La giovane, con padre italiano e madre russa, ha raccontato l’episodio avvenuto nella pineta Marradi.

Una ragazza di 18 anni, residente a Montecatini e in vacanza sul litorale livornese, sarebbe stata aggredita durante una festa nella pineta Marradi di Castiglioncello. Secondo il racconto della giovane, raccolto dal quotidiano Il Tirreno, l’episodio sarebbe avvenuto dopo una discussione legata alle sue origini familiari.

La ragazza, figlia di padre italiano e madre russa, si trovava alla festa insieme ad alcune amiche. La serata, iniziata senza problemi, sembrava procedere tranquillamente. Un gruppo di ragazzi e ragazze conosciuti sul posto si era offerto di prestare loro un tavolo e tra i presenti era cominciata una conversazione.

La discussione sulle origini

Nel gruppo c’era anche un ragazzo che parlava russo. La diciottenne gli avrebbe risposto nella stessa lingua, scoprendo così che era ucraino. A quel punto, secondo la sua testimonianza, aveva spiegato che sua madre è russa. I due avrebbero chiarito di non voler dare importanza alla questione e di voler continuare a trascorrere la serata insieme agli altri.

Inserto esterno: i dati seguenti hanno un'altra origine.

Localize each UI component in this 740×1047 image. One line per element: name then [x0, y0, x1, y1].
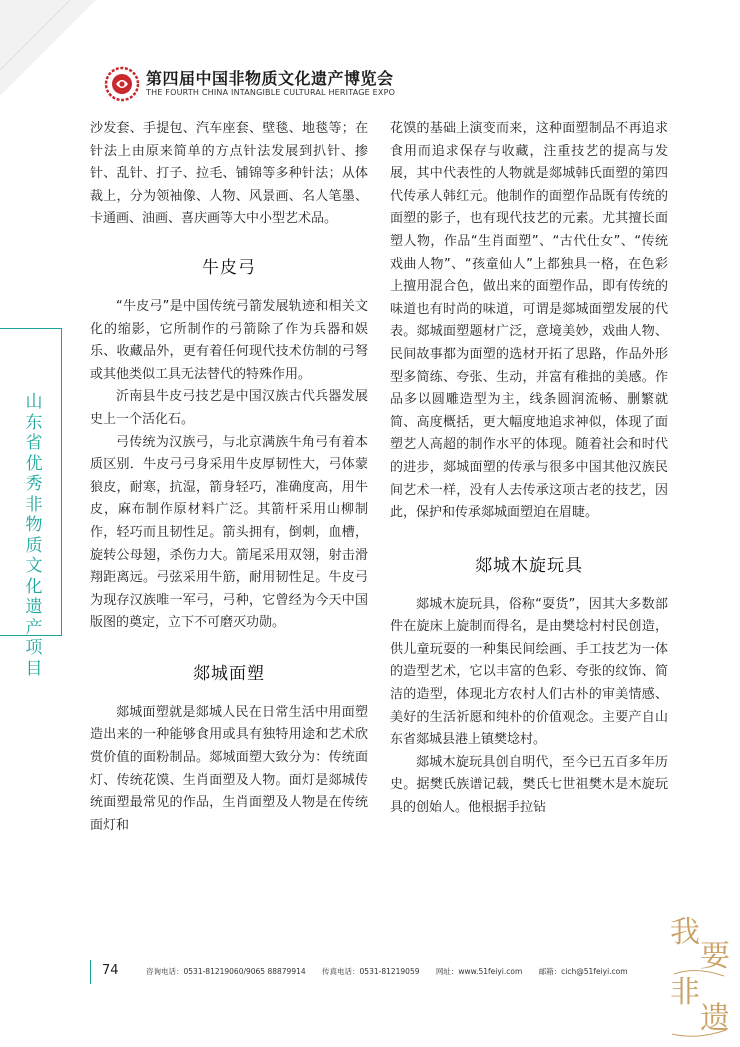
website-link[interactable]: 网址：www.51feiyi.com — [435, 967, 523, 976]
right-column — [390, 118, 668, 820]
side-label-char: 项 — [25, 638, 43, 658]
paragraph-dough-sculpture-continued: 花馍的基础上演变而来，这种面塑制品不再追求食用而追求保存与收藏，注重技艺的提高与发展，其中代表性的人物就是郯城韩氏面塑的第四代传承人韩红元。他制作的面塑作品既有传统的面塑的影子，也有现代技艺的元素。尤其擅长面塑人物，作品“生肖面塑”、“古代仕女”、“传统戏曲人物”、“孩童仙人”上都独具一格，在色彩上擅用混合色，做出来的面塑作品，即有传统的味道也有时尚的味道，可谓是郯城面塑发展的代表。郯城面塑题材广泛，意境美妙，戏曲人物、民间故事都为面塑的选材开拓了思路，作品外形型多简练、夸张、生动，并富有稚拙的美感。作品多以圆雕造型为主，线条圆润流畅、删繁就简、高度概括，更大幅度地追求神似，体现了面塑艺人高超的制作水平的体现。随着社会和时代的进步，郯城面塑的传承与很多中国其他汉族民间艺术一样，没有人去传承这项古老的技艺，因此，保护和传承郯城面塑迫在眉睫。 — [390, 121, 668, 521]
side-label-char: 优 — [25, 453, 43, 474]
page-number: 74 — [102, 963, 119, 978]
side-category-label — [22, 392, 46, 679]
fax-number: 传真电话：0531-81219059 — [322, 967, 420, 976]
expo-logo-icon — [104, 66, 140, 102]
paragraph-cowhide-bow-craft: 弓传统为汉族弓，与北京满族牛角弓有着本质区别．牛皮弓弓身采用牛皮厚韧性大，弓体蒙狼皮，耐寒，抗湿，箭身轻巧，准确度高，用牛皮，麻布制作原材料广泛。其箭杆采用山柳制作，轻巧而且韧性足。箭头拥有，倒刺，血槽，旋转公母翅，杀伤力大。箭尾采用双翎，射击滑翔距离远。弓弦采用牛筋，耐用韧性足。牛皮弓为现存汉族唯一军弓，弓种，它曾经为今天中国版图的奠定，立下不可磨灭功勋。 — [90, 434, 368, 631]
paragraph-wooden-toys-history: 郯城木旋玩具创自明代，至今已五百多年历史。据樊氏族谱记载，樊氏七世祖樊木是木旋玩具的创始人。他根据手拉钻 — [390, 754, 668, 816]
seal-char: 我 — [670, 915, 700, 950]
expo-title-english: THE FOURTH CHINA INTANGIBLE CULTURAL HERITAGE EXPO — [146, 88, 396, 97]
page-footer — [90, 962, 710, 982]
paragraph-cowhide-bow-intro: “牛皮弓”是中国传统弓箭发展轨迹和相关文化的缩影，它所制作的弓箭除了作为兵器和娱乐、收藏品外，更有着任何现代技术仿制的弓弩或其他类似工具无法替代的特殊作用。 — [90, 298, 368, 382]
seal-logo — [666, 912, 732, 1042]
section-heading-wooden-spinning-toys: 郯城木旋玩具 — [475, 555, 583, 576]
footer-contacts — [146, 966, 642, 977]
seal-char: 遗 — [700, 1001, 730, 1036]
consult-phone: 咨询电话：0531-81219060/9065 88879914 — [146, 967, 306, 976]
email-link[interactable]: 邮箱：cich@51feiyi.com — [538, 967, 628, 976]
paragraph-dough-sculpture-intro: 郯城面塑就是郯城人民在日常生活中用面塑造出来的一种能够食用或具有独特用途和艺术欣赏价值的面粉制品。郯城面塑大致分为：传统面灯、传统花馍、生肖面塑及人物。面灯是郯城传统面塑最常见的作品，生肖面塑及人物是在传统面灯和 — [90, 704, 368, 833]
side-label-char: 遗 — [25, 597, 43, 617]
side-label-char: 质 — [25, 535, 43, 556]
left-column — [90, 118, 368, 837]
footer-divider — [90, 960, 91, 984]
seal-char: 非 — [670, 975, 700, 1010]
paragraph-cowhide-bow-history: 沂南县牛皮弓技艺是中国汉族古代兵器发展史上一个活化石。 — [90, 389, 368, 427]
side-label-char: 产 — [25, 617, 43, 638]
section-heading-tancheng-dough-sculpture: 郯城面塑 — [193, 663, 265, 684]
side-label-char: 秀 — [25, 474, 43, 494]
side-label-char: 东 — [25, 412, 43, 433]
seal-char: 要 — [700, 939, 730, 974]
side-label-char: 目 — [25, 658, 43, 679]
expo-title-chinese: 第四届中国非物质文化遗产博览会 — [146, 69, 394, 88]
side-label-char: 山 — [25, 392, 43, 412]
side-label-char: 物 — [25, 515, 43, 535]
side-label-char: 非 — [25, 494, 43, 515]
corner-decoration — [0, 0, 110, 110]
side-label-char: 文 — [25, 556, 43, 576]
paragraph-embroidery-continued: 沙发套、手提包、汽车座套、壁毯、地毯等；在针法上由原来简单的方点针法发展到扒针、掺针、乱针、打子、拉毛、铺锦等多种针法；从体裁上，分为领袖像、人物、风景画、名人笔墨、卡通画、油画、喜庆画等大中小型艺术品。 — [90, 121, 368, 227]
paragraph-wooden-toys-intro: 郯城木旋玩具，俗称“耍货”，因其大多数部件在旋床上旋制而得名，是由樊埝村村民创造，供儿童玩耍的一种集民间绘画、手工技艺为一体的造型艺术，它以丰富的色彩、夸张的纹饰、简洁的造型，体现北方农村人们古朴的审美情感、美好的生活祈愿和纯朴的价值观念。主要产自山东省郯城县港上镇樊埝村。 — [390, 596, 668, 748]
side-label-char: 省 — [25, 433, 43, 453]
section-heading-cowhide-bow: 牛皮弓 — [202, 257, 256, 278]
side-label-char: 化 — [25, 576, 43, 597]
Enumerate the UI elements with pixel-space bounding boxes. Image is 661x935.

La situazione sarebbe cambiata quando la giovane si è allontanata per accompagnare un’amica in bagno. Dopo essersi fermate a parlare per circa mezz’ora, le due sarebbero state raggiunte da un gruppo di giovani che la ragazza ha descritto come alterati. Il ragazzo con cui aveva parlato poco prima l’avrebbe insultata richiamando la sua appartenenza russa.

La diciottenne ha raccontato di aver protestato, sostenendo di non capire il motivo di quell’atteggiamento e di non voler essere trattata in quel modo. Quando ha preso per mano l’amica per allontanarsi, una delle ragazze del gruppo, indicata dagli altri come la sorella del giovane, l’avrebbe afferrata e colpita con un pugno al volto. Dopo il colpo, la giovane ha iniziato a sanguinare dal naso.

Il testimone della scena

Alla scena avrebbe assistito anche Alessio Flammia, presidente dell’assemblea di comunità di Vada e organizzatore di eventi. L’uomo ha raccontato di essersi avvicinato dopo aver visto l’aggressione e di essere rimasto colpito dalla violenza dell’episodio.

La vicenda è stata riferita dalla ragazza attraverso la testimonianza raccolta da Il Tirreno. Nel testo disponibile non vengono indicati eventuali provvedimenti delle forze dell’ordine, denunce o accertamenti successivi. Restano quindi da chiarire, sulla base di ulteriori verifiche, le responsabilità dei partecipanti e l’esatta dinamica dell’aggressione avvenuta durante la festa.